O resultado divulgado pelo IBGE confirmou crescimento moderado, sustentado por setores menos expostos aos juros e por consumo ainda positivo, porém mais contido. A combinação entre estimativa quantitativa próxima do dado final e análise integrada do cenário reforça a robustez metodológica do banco.
Em ambiente de transição de ciclo e maior incerteza internacional, a capacidade de antecipar tendências relevantes posiciona o Banco Pine como fonte consistente de leitura macroeconômica, com projeções alinhadas aos dados oficiais e ao contexto econômico mais amplo.
Histórico de precisão reforça a leitura macroeconômica
A consistência das projeções do Banco Pine não se limita ao PIB. Em janeiro, o banco passou a integrar o grupo das cinco instituições mais precisas do país na projeção do dólar para 2025, segundo ranking oficial divulgado pelo Banco Central do Brasil.

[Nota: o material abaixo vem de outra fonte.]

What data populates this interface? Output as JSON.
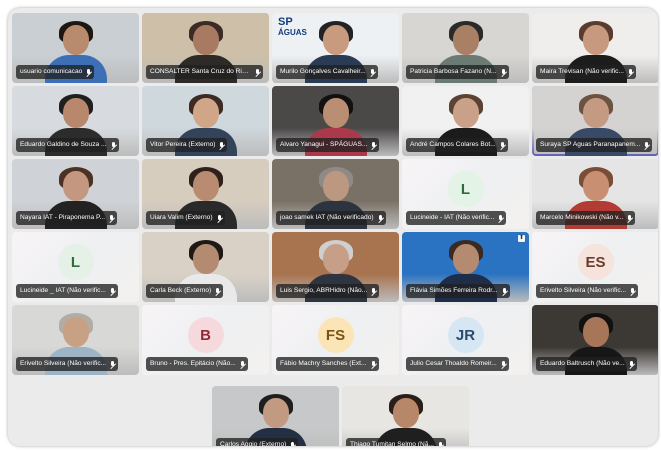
{
  "meeting": {
    "participants": [
      {
        "name": "usuario comunicacao",
        "type": "video",
        "bg": "#c9cfd3",
        "skin": "#b88a6e",
        "hair": "#1e1612",
        "shirt": "#3d6fb6"
      },
      {
        "name": "CONSALTER Santa Cruz do Rio ...",
        "type": "video",
        "bg": "#cdbfa8",
        "skin": "#a87a62",
        "hair": "#3a2c25",
        "shirt": "#2d2a28"
      },
      {
        "name": "Murilo Gonçalves Cavalheir...",
        "type": "video",
        "bg": "#eef1f4",
        "skin": "#c89a7e",
        "hair": "#222222",
        "shirt": "#2a3b55",
        "logo": {
          "line1": "SP",
          "line2": "ÁGUAS"
        }
      },
      {
        "name": "Patricia Barbosa Fazano (N...",
        "type": "video",
        "bg": "#d8d6d2",
        "skin": "#a98066",
        "hair": "#2a2a2a",
        "shirt": "#6b7a72"
      },
      {
        "name": "Maira Trevisan (Não verific...",
        "type": "video",
        "bg": "#f0eeec",
        "skin": "#c79a7f",
        "hair": "#5a3c2e",
        "shirt": "#1c1c1c"
      },
      {
        "name": "Eduardo Galdino de Souza ...",
        "type": "video",
        "bg": "#d7dbe0",
        "skin": "#b9876b",
        "hair": "#1f1f1f",
        "shirt": "#2c2c2c"
      },
      {
        "name": "Vitor Pereira (Externo)",
        "type": "video",
        "bg": "#cfd8dd",
        "skin": "#d1a588",
        "hair": "#3b2b22",
        "shirt": "#33435a"
      },
      {
        "name": "Alvaro Yanagui - SPÁGUAS...",
        "type": "video",
        "bg": "#4b4848",
        "skin": "#b98e72",
        "hair": "#111111",
        "shirt": "#a9394b"
      },
      {
        "name": "André Campos Colares Bot...",
        "type": "video",
        "bg": "#f1f1f1",
        "skin": "#caa089",
        "hair": "#5a4333",
        "shirt": "#1b1b1b"
      },
      {
        "name": "Suraya SP Aguas Paranapanem...",
        "type": "video",
        "active": true,
        "bg": "#d4d3d1",
        "skin": "#c59a82",
        "hair": "#6c5240",
        "shirt": "#394a66"
      },
      {
        "name": "Nayara IAT - Piraponema P...",
        "type": "video",
        "bg": "#cfd2d6",
        "skin": "#c49880",
        "hair": "#4b3225",
        "shirt": "#222222"
      },
      {
        "name": "Uiara Valim (Externo)",
        "type": "video",
        "bg": "#d7cdbf",
        "skin": "#b98b70",
        "hair": "#2e211b",
        "shirt": "#2a2a2a"
      },
      {
        "name": "joao samek IAT (Não verificado)",
        "type": "video",
        "bg": "#7a7166",
        "skin": "#bd9880",
        "hair": "#8f8a86",
        "shirt": "#2d3440"
      },
      {
        "name": "Lucineide - IAT (Não verific...",
        "type": "avatar",
        "initials": "L",
        "avatar_bg": "#e3f3e6",
        "avatar_fg": "#2f6b3c"
      },
      {
        "name": "Marcelo Minikowski (Não v...",
        "type": "video",
        "bg": "#e5e5e5",
        "skin": "#c98f72",
        "hair": "#7b4d36",
        "shirt": "#b23b33"
      },
      {
        "name": "Lucineide _ IAT (Não verific...",
        "type": "avatar",
        "initials": "L",
        "avatar_bg": "#e5f1e6",
        "avatar_fg": "#2f6b3c"
      },
      {
        "name": "Carla Beck (Externo)",
        "type": "video",
        "bg": "#d9d1c6",
        "skin": "#b48a71",
        "hair": "#1f1915",
        "shirt": "#e9e9e9"
      },
      {
        "name": "Luis Sergio, ABRHidro (Não...",
        "type": "video",
        "bg": "#a8734f",
        "skin": "#c79f88",
        "hair": "#cfcfcf",
        "shirt": "#2f3540"
      },
      {
        "name": "Flávia Simões Ferreira Rodr...",
        "type": "video",
        "pinned": true,
        "bg": "#2a73c2",
        "skin": "#b48b71",
        "hair": "#3a2a22",
        "shirt": "#1e2e4a"
      },
      {
        "name": "Erivelto Silveira (Não verific...",
        "type": "avatar",
        "initials": "ES",
        "avatar_bg": "#f5e3dc",
        "avatar_fg": "#6b3c2b"
      },
      {
        "name": "Erivelto Silveira (Não verific...",
        "type": "video",
        "bg": "#d8d8d6",
        "skin": "#c8a083",
        "hair": "#b3aca4",
        "shirt": "#9db3c6"
      },
      {
        "name": "Bruno - Pres. Epitácio (Não...",
        "type": "avatar",
        "initials": "B",
        "avatar_bg": "#f6d9dc",
        "avatar_fg": "#8f2a37"
      },
      {
        "name": "Fábio Machry Sanches (Ext...",
        "type": "avatar",
        "initials": "FS",
        "avatar_bg": "#fbe5b7",
        "avatar_fg": "#7a5411"
      },
      {
        "name": "Julio Cesar Thoaldo Romeir...",
        "type": "avatar",
        "initials": "JR",
        "avatar_bg": "#d7e6f3",
        "avatar_fg": "#2b4a6d"
      },
      {
        "name": "Eduardo Baltrusch (Não ve...",
        "type": "video",
        "bg": "#3c3833",
        "skin": "#a77658",
        "hair": "#111111",
        "shirt": "#161616"
      }
    ],
    "bottom_row": [
      {
        "name": "Carlos Aggio (Externo)",
        "type": "video",
        "bg": "#c6c8c9",
        "skin": "#c29a82",
        "hair": "#1e1e1e",
        "shirt": "#233044"
      },
      {
        "name": "Thiago Tumitan Selmo (Nã...",
        "type": "video",
        "bg": "#e7e6e2",
        "skin": "#b88769",
        "hair": "#2a1e18",
        "shirt": "#1f1f1f"
      }
    ],
    "icons": {
      "mic": "mic-icon",
      "pin": "pin-icon"
    }
  }
}
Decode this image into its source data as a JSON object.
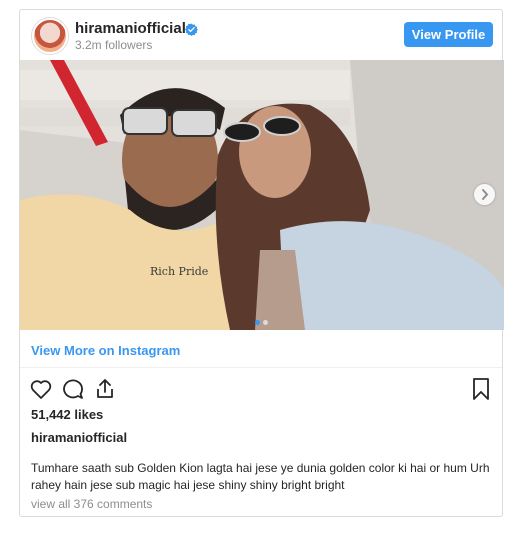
{
  "post": {
    "username": "hiramaniofficial",
    "followers": "3.2m followers",
    "view_profile_label": "View Profile",
    "view_more_label": "View More on Instagram",
    "likes": "51,442 likes",
    "caption_user": "hiramaniofficial",
    "caption_text": "Tumhare saath sub Golden Kion lagta hai jese ye dunia golden color ki hai or hum Urh rahey hain jese sub magic hai jese shiny shiny bright bright",
    "comments_link": "view all 376 comments",
    "carousel_index": 1,
    "carousel_total": 2
  },
  "colors": {
    "accent": "#3897f0",
    "text": "#262626",
    "muted": "#8e8e8e",
    "border": "#dbdbdb"
  },
  "icons": {
    "verified": "verified-badge-icon",
    "like": "heart-icon",
    "comment": "comment-bubble-icon",
    "share": "share-icon",
    "save": "bookmark-icon",
    "next": "chevron-right-icon"
  }
}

O levantamento avaliou cerca de 150 instituições financeiras.
O desempenho reforça a robustez metodológica das estimativas e a capacidade de leitura de longo prazo sobre variáveis macroeconômicas relevantes.
A convergência entre estimativa e resultado oficial do PIB evidencia que as projeções do Banco Pine foram assertivas tanto no número agregado quanto na leitura do ciclo econômico. Em um ambiente de transição e maior sensibilidade a choques externos, a capacidade de antecipar tendências consolida o posicionamento do banco como fonte consistente de análise macroeconômica.